A paean was sung before the resumption of the naval battle between the Corcyraeans and Corinthians in a war leading up to the Peloponnesian War, implying that it might have been a common practice. In addition, the paean is said to have been sung just before the start of various battles (including the Battle of Cunaxa) in Xenophon's "Anabasis" (or "Persian Expedition").

==In Greek poetry and music==
The most famous paeans are those of Bacchylides and Pindar. Paeans were sung at the festivals of Apollo (especially the Hyacinthia), at banquets, and later even at public funerals. In later times they were addressed not only to the gods, but to human beings. In this manner the Rhodians celebrated Ptolemy I of Egypt, the Samians Lysander of Sparta, the Athenians Demetrius, the Delphians Craterus of Macedon.

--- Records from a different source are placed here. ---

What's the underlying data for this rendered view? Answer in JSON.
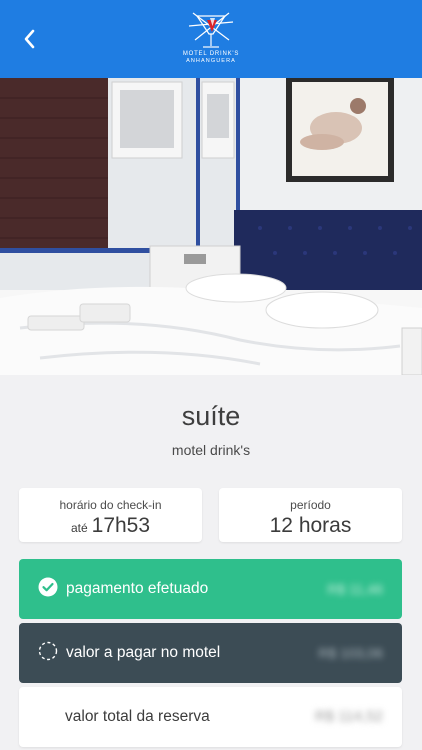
{
  "header": {
    "back_label": "voltar",
    "logo_line1": "MOTEL DRINK'S",
    "logo_line2": "ANHANGUERA",
    "color": "#1f7de2"
  },
  "photo": {
    "alt": "suíte"
  },
  "suite": {
    "name": "suíte",
    "motel": "motel drink's"
  },
  "checkin": {
    "label": "horário do check-in",
    "prefix": "até",
    "time": "17h53"
  },
  "period": {
    "label": "período",
    "value": "12 horas"
  },
  "payments": [
    {
      "label": "pagamento efetuado",
      "amount": "R$ 11,46",
      "icon": "check-circle-icon",
      "color": "#2fbf8c"
    },
    {
      "label": "valor a pagar no motel",
      "amount": "R$ 103,06",
      "icon": "dashed-circle-icon",
      "color": "#3c4c55"
    },
    {
      "label": "valor total da reserva",
      "amount": "R$ 114,52",
      "icon": "",
      "color": "#ffffff"
    }
  ]
}
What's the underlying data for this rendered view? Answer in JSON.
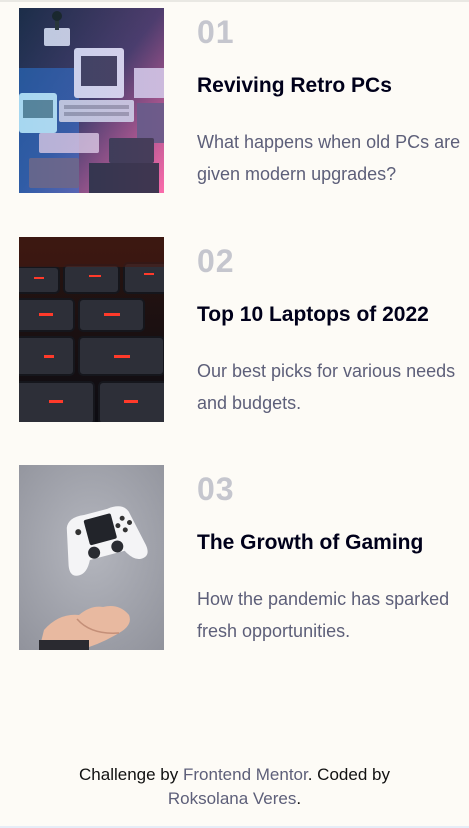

Musically, the paean was a choral ode, and originally had an antiphonal character, in which a leader sang in a monodic style, with the chorus responding with a simple, informal phrase; however, later in its development, the paean was an entirely choral form. Typically the paean was in the Dorian mode (note that the Ancient Greek Dorian was different from the modern Dorian mode; see musical mode), and was accompanied by the kithara, which was Apollo's instrument. Paeans meant to be sung on the battlefield were accompanied by aulos and kithara.

Two musical fragments of paeans survive from late antiquity: one by Athénaios Athenaíou" (Athenaios son of Athenaios), the other by Limenius of Athens. The fragment by Limenius has been dated to 128 BC; the one by Athenaios may have been composed in the same year, or ten years earlier.

==Modern usage==
Paean is now usually used to mean an expression of praise or exultation (such as its coining in the redundant expression "paeans of praise"). A song called "Paean" was used in a Chinese propaganda film called The East Is Red.
===USS Pueblo confession===
After being captured by North Korea in 1968, the commander of USS Pueblo, Lloyd M. Bucher, used "paean" (read 'pee on', i.e. urinate on) as a code that his confession was forced. Under threat of death, Bucher agreed to "confess to his and the crew's transgression" in his own hand, and included the phrase "We paean the DPRK [North Korea]. We paean their great leader Kim Il Sung".

==Sources==
- Parts of this entry are originally from the 1911 Encyclopædia Britannica.